Fajelga vs. Escarael 167 SCRA 350 Facts: Fajelga is the owner of a Kawasaki motorcycle which he later on sold to Serenico Ablat, however, the deed of sale between them was not registered with the Bureau of Transportation. On November 5, 1979, Ablat signed and executed a deed of absolute sale of the said Kawasaki motorcycle for eight thousand five hundred pesos in favor of the government of Batanes represented by Provincial Engineer Telesforo Castillejos. The motorcycle was still then under the name of Fajelga. The motorcycle was purchased to be used by the Provincial Auditor Felix Balasi. However, the sale was not consummated because Felix resigned and the new Provincial Auditor, Eklena Alcantara, deemed the motorcycle impractical for her own use. Therefore, the sale was cancelled. Mrs. Alcantara then gave the cancelled vouchers and other supporting documents related to the sale, which she had received from the Provincial Treasurers office to the petitioner who allegedly placed the document in a cabinet in the Provincial Auditors office which was subsequently burned in a fire which occurred in the said office. Castillejos and Ablat was later on indicted for violation of R.A.3019 or the Anti-Graft and Corrupt Practice Act, but were then acquitted.

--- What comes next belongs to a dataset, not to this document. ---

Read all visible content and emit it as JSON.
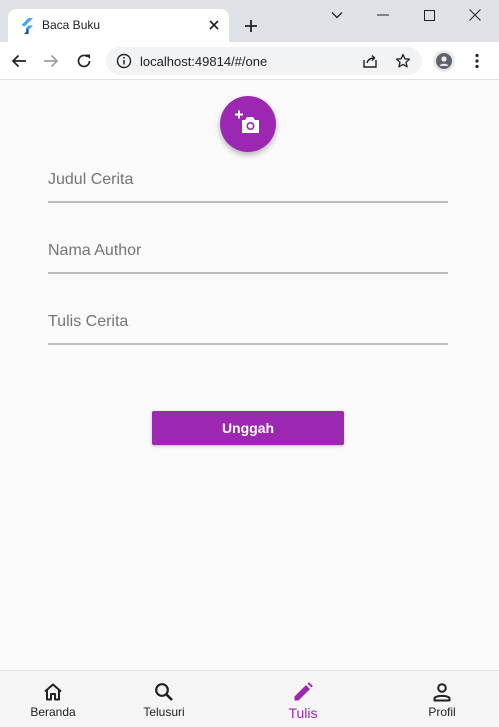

However, petitioner and his co-accused were convicted in a criminal case of falsification of public document by a public officer under paragraph 4, Art. 171 of the RPC. The petitioner was also held liable in criminal case of infidelity in the custody of documents under Paragraph 2, Art. 226 of the RPC. The petitioner moved for reconsideration and the Sandiganbayan modified its decision in the first criminal case by finding the petitioner and his co-accused guilty of falsification of public documents through reckless imprudence as defined and penalized under Art. 171 (2) in relation to Art 365 (1) of the RPC. Reconsideration of the second criminal case against the petitioner was however, denied. Petitioner now alleges that he can not be convicted of falsification under either par.2 or 4 of Art 171 of the RPC for he was not a party to the questioned deed of sale, nor did he impersonate anybody in furtherance of the sale. He also contends that to convict him with par.4 of art 171 would be to deprive him from his constitutional right against double jeopardy and that he can not be held liable for the sale was not consummated.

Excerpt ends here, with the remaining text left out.